第7話 最終兵器アイス

「あんたはこれを一緒に欲しがるだろうと思ってねえ……別々に食べたり、乗せて食べたりしたいだろうに……」


 フィッフスは手にした容器を逆さにして、鉄板の上に中身を出した。まだ余熱があったはずだが、どうやらフィッフスが触れて深い青に光っている側はいま、冷たくなっている様子だった。一枚の鉄板でありながら、魔法の力で温めも、冷やしもできる。魔法の力とは、本当に便利なものなのだ。

 容器の中身は、牛乳と同じか、それより気持ち黄色見がかった色で、冷たくなった鉄板の上に落ちると、少しだけ形を変えた。白い冷気を立ち上らせながら、しかし、時間と共に少しずつ、その端の方から溶けているようで、鉄板に同じ色の水滴が広がる。あれは……


「アイスクリーム……?」

「……すまない、フィッフス。おれの敗けだ。」


 信じられないことに、あのリディアがあっさりと敗北を口にした。驚愕のあまり、口を開けてしまったシホの前で、フィッフスが勝ち誇ったように笑い声を上げた。

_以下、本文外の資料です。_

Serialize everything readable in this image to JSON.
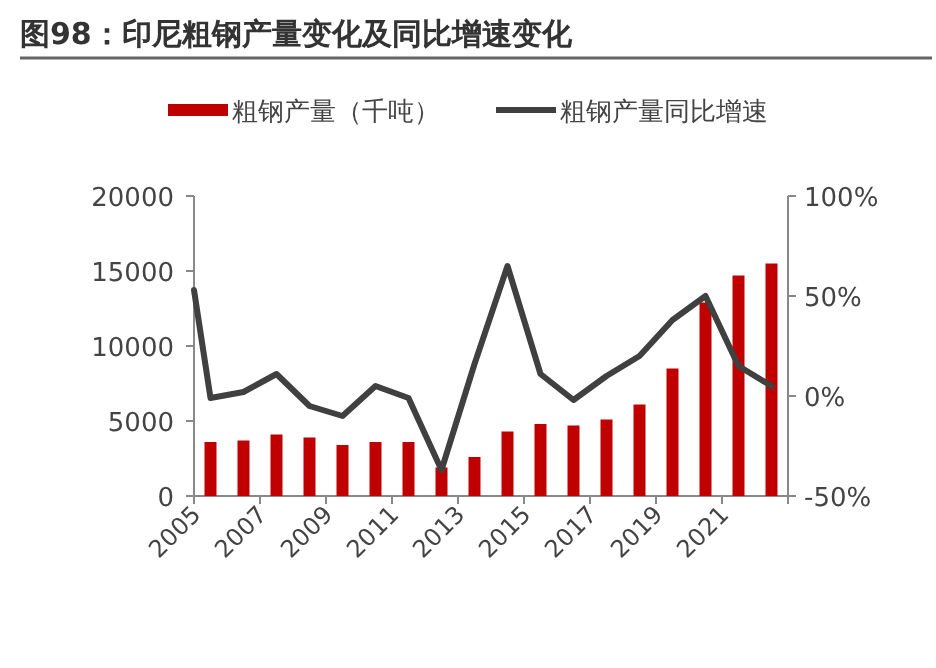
{
  "chart_data": {
    "type": "bar",
    "title": "图98：印尼粗钢产量变化及同比增速变化",
    "x": [
      2005,
      2006,
      2007,
      2008,
      2009,
      2010,
      2011,
      2012,
      2013,
      2014,
      2015,
      2016,
      2017,
      2018,
      2019,
      2020,
      2021,
      2022
    ],
    "series": [
      {
        "name": "粗钢产量（千吨）",
        "color": "#c00000",
        "values": [
          3600,
          3700,
          4100,
          3900,
          3400,
          3600,
          3600,
          1900,
          2600,
          4300,
          4800,
          4700,
          5100,
          6100,
          8500,
          12900,
          14700,
          15500
        ]
      },
      {
        "name": "粗钢产量同比增速",
        "type": "line",
        "axis": "y2",
        "color": "#404040",
        "x": [
          2004.5,
          2005,
          2006,
          2007,
          2008,
          2009,
          2010,
          2011,
          2012,
          2013,
          2014,
          2015,
          2016,
          2017,
          2018,
          2019,
          2020,
          2021,
          2022
        ],
        "values": [
          53,
          -1,
          2,
          11,
          -5,
          -10,
          5,
          -1,
          -37,
          16,
          65,
          11,
          -2,
          10,
          20,
          38,
          50,
          15,
          5
        ]
      }
    ],
    "xlim": [
      2004.5,
      2022.5
    ],
    "xticks": [
      {
        "value": 2004.5,
        "label": "2005"
      },
      {
        "value": 2006.5,
        "label": "2007"
      },
      {
        "value": 2008.5,
        "label": "2009"
      },
      {
        "value": 2010.5,
        "label": "2011"
      },
      {
        "value": 2012.5,
        "label": "2013"
      },
      {
        "value": 2014.5,
        "label": "2015"
      },
      {
        "value": 2016.5,
        "label": "2017"
      },
      {
        "value": 2018.5,
        "label": "2019"
      },
      {
        "value": 2020.5,
        "label": "2021"
      },
      {
        "value": 2022.5,
        "label": null
      }
    ],
    "ylim": [
      0,
      20000
    ],
    "yticks": [
      0,
      5000,
      10000,
      15000,
      20000
    ],
    "y2lim": [
      -50,
      100
    ],
    "y2ticks": [
      {
        "value": -50,
        "label": "-50%"
      },
      {
        "value": 0,
        "label": "0%"
      },
      {
        "value": 50,
        "label": "50%"
      },
      {
        "value": 100,
        "label": "100%"
      }
    ],
    "legend": "top",
    "grid": false,
    "marker": "none",
    "line_style": "solid"
  }
}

「そうだろう、そうだろうよ。あんたはアイスも好きだからねえ。」

「え、そうなんですか!?」


 あのリディアが、『紅い死神』リディア・クレイが、アイスクリーム好き。

 笑ったら悪い、とは思ったが、これまで見た、予想外のリディアの姿も相まって、シホはやはり吹き出してしまった。リディアはなんとなくばつの悪そうな顔をしながらシホの方を見たが、その顔もなんだか可愛く見えてしまい、シホは笑顔を真顔に戻す方法を忘れてしまった。


「わたしも、アイスクリーム、好きです!」

「……そうか。ホットケーキに乗せて食べても、美味しいぞ。」

「やってみます!」


 シホはお茶を、まだ立ったままの皆の近くに寄せる形でテーブルの上に置き、自身はホットケーキの乗った皿をひとつ、手に取った。一緒に皿に添えられていたフォークも持つと、片手にケーキ、片手にフォークという姿を自分で想像してしまい、なんだかとても食いしん坊な姿に思えた。でも、それでいいと思う。美味しいものを、美味しく食べられるなら、そういう自分がいい。


「じゃあ、今日も……」

「お茶にしよう。」


 言葉の先を取られたので、シホが視線を送ると、シホが淹れたお茶を、リディアがゆっくり、楽しむように口にした。